Over 90% of our specimens showed a certain degree of NOTCH3 expression, suggesting that the NOTCH3 has relevant role in UBC. Up to date, the most reliable prognostic parameters in histopathological report are histological grade, presence of lymphovascular invasion, and concomitant CIS [36-38]. Regardless of the fact that the UBCs with divergent differentiation behave more aggressively, we did not find a statistical association between divergent differentiation and NOTCH3 expression. Nevertheless, the divergent differentiation had impact on the survival, both overall and UBC-specific survival. We evaluated the intensity of NOTCH3 expression in a semi-quantitative manner, which revealed that higher degree of NOTCH3 expression was observed in high-grade tumors and higher degree of positivity associated with higher risk of mortality. We identified NOTCH3 as an independent predictor of poor outcome. Our results indicate that NOTCH3 could be used as a marker of the UBC-specific mortality risk. Consistent with published data, we determined that NOTCH3 expression is associated with patients’ age, grade, and stage [39,40]. Better overall survival was found to be in association with recurrent disease and among patients treated with TUR followed with BCG vaccine instillation. In agreement with our results, Thiel et al. showed that the BCG treatment reduces the long-term risk of recurrence and progression in high-risk non-muscle invasive UBC patients [41].

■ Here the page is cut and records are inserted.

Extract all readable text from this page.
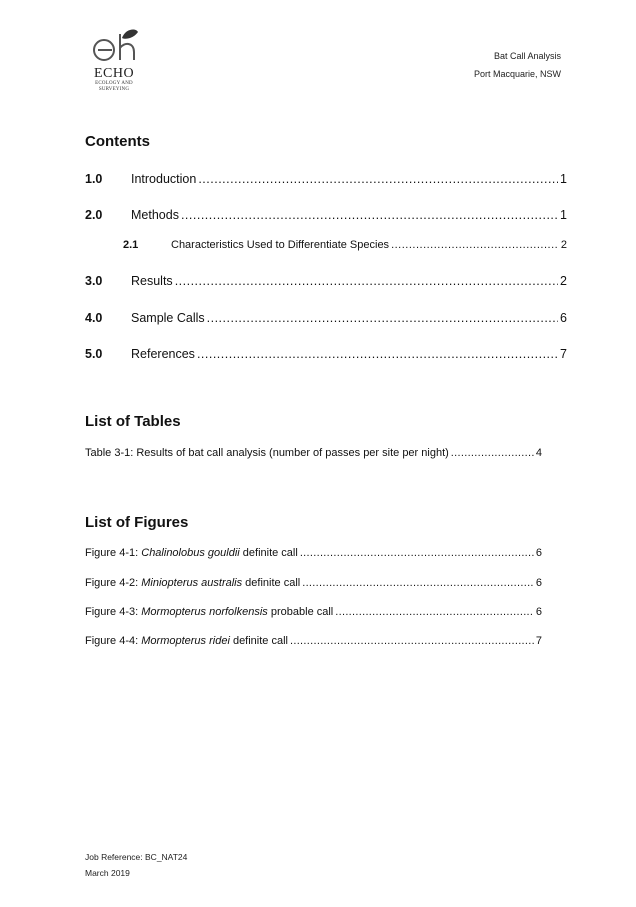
ECHO
ECOLOGY AND
SURVEYING
Bat Call Analysis
Port Macquarie, NSW
Contents
1.0	Introduction .....	1
2.0	Methods .....	1
2.1	Characteristics Used to Differentiate Species .....	2
3.0	Results .....	2
4.0	Sample Calls .....	6
5.0	References .....	7
List of Tables
Table 3-1: Results of bat call analysis (number of passes per site per night) .....	4
List of Figures
Figure 4-1: Chalinolobus gouldii definite call .....	6
Figure 4-2: Miniopterus australis definite call .....	6
Figure 4-3: Mormopterus norfolkensis probable call .....	6
Figure 4-4: Mormopterus ridei definite call .....	7
Job Reference: BC_NAT24
March 2019
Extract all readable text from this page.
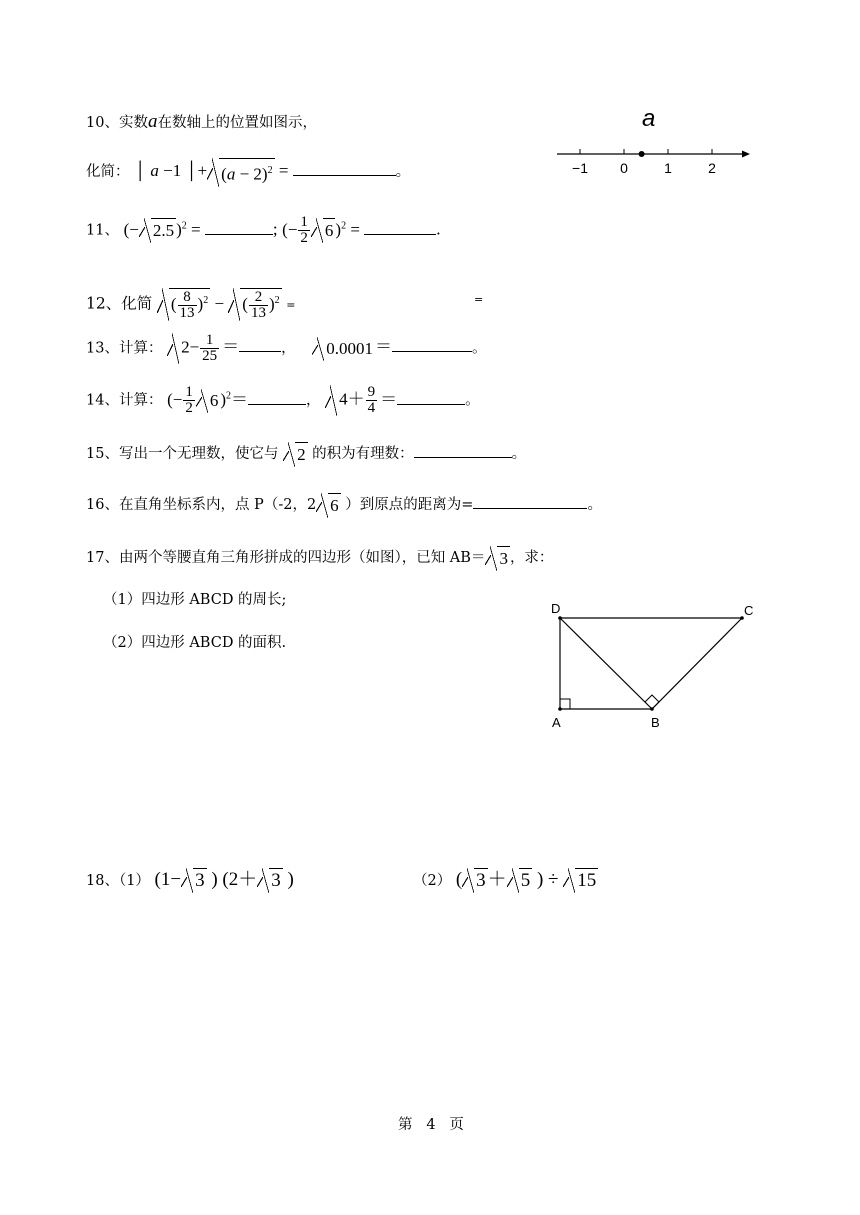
10、实数a在数轴上的位置如图示，
化简： │ a −1 │+ $(a - 2)^2$ =	。
a
−1 0	1	2
11、 (− 2.5 )$^2$ =	; (− $\frac{1}{2} 6$ )$^2$ =	.
12、化简 ( $\frac{8}{13} )^2$ − ( $\frac{2}{13} )^2$ =	=
13、计算： $2- \frac{1}{25}$ ＝	， 0.0001 ＝	。
14、计算： (− $\frac{1}{2} 6$ )$^2$＝	， $4+ \frac{9}{4}$ ＝	。
15、写出一个无理数，使它与 2 的积为有理数：	。
16、在直角坐标系内，点 P（-2，2 6 ）到原点的距离为=	。
17、由两个等腰直角三角形拼成的四边形（如图），已知 AB＝ 3 ，求：
（1）四边形 ABCD 的周长;
（2）四边形 ABCD 的面积.
D	C
A	B
18、（1） (1− 3 ) (2＋ 3 )	（2） ( 3 ＋ 5 ) ÷ 15
第   4   页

Furthermore, our results showed that the number of recurrences during the follow-up period was a better predictor of cancer-specific survival compared to being recurrence free. As a potential survival predictor, we included total number of recurrences. We have found out that a higher number of recurrences lower the risk of death, each one by 40%. Even though it would be expected to observe more recurrences in patients with longer survival, we suppose that the recurrences were the reason for more frequent doctor-patient interaction and better overall treatment, leading to longer survival. Among all parameters analyzed, solely, the incidence of recurrences was associated with the increased risk of new occurrences. Similar findings were published recently [42]. Greater number of recurrences during the follow-up period was associated with lower tumor stage and positive family history. Unfortunately, in this study, NOTCH3 expression was not a statistically significant predictor of recurrence-free survival. Our results indicate that NOTCH3 expression could be a prognostic IHC marker for the UBC patients clinical follow-up, contributing to a more individual approach by selecting the patients who need to undergo control cystoscopy after a shorter time interval.
CONCLUSION
This study indicated that the NOTCH3 is a predictor of poor outcome, suggesting that the NOTCH3 could be potentially reliable IHC marker for selecting the UBC patients that would require more intensive follow-up – especially if they are diagnosed in higher stage, with divergent differentiation in pathological report, and without recurrences which would lead them to more frequent medical assessments. Understanding the role of the NOTCH pathway, the interplay between NOTCH receptors, and their importance in the UBC could bring about new possibilities for better controlling one of the most prevalent cancers in urology.
Footnotes
Conflicts of interest: Authors declare no conflict of interest.
Funding: This work was supported by Grant no. 175092 from the Ministry of Education and Science of Serbia.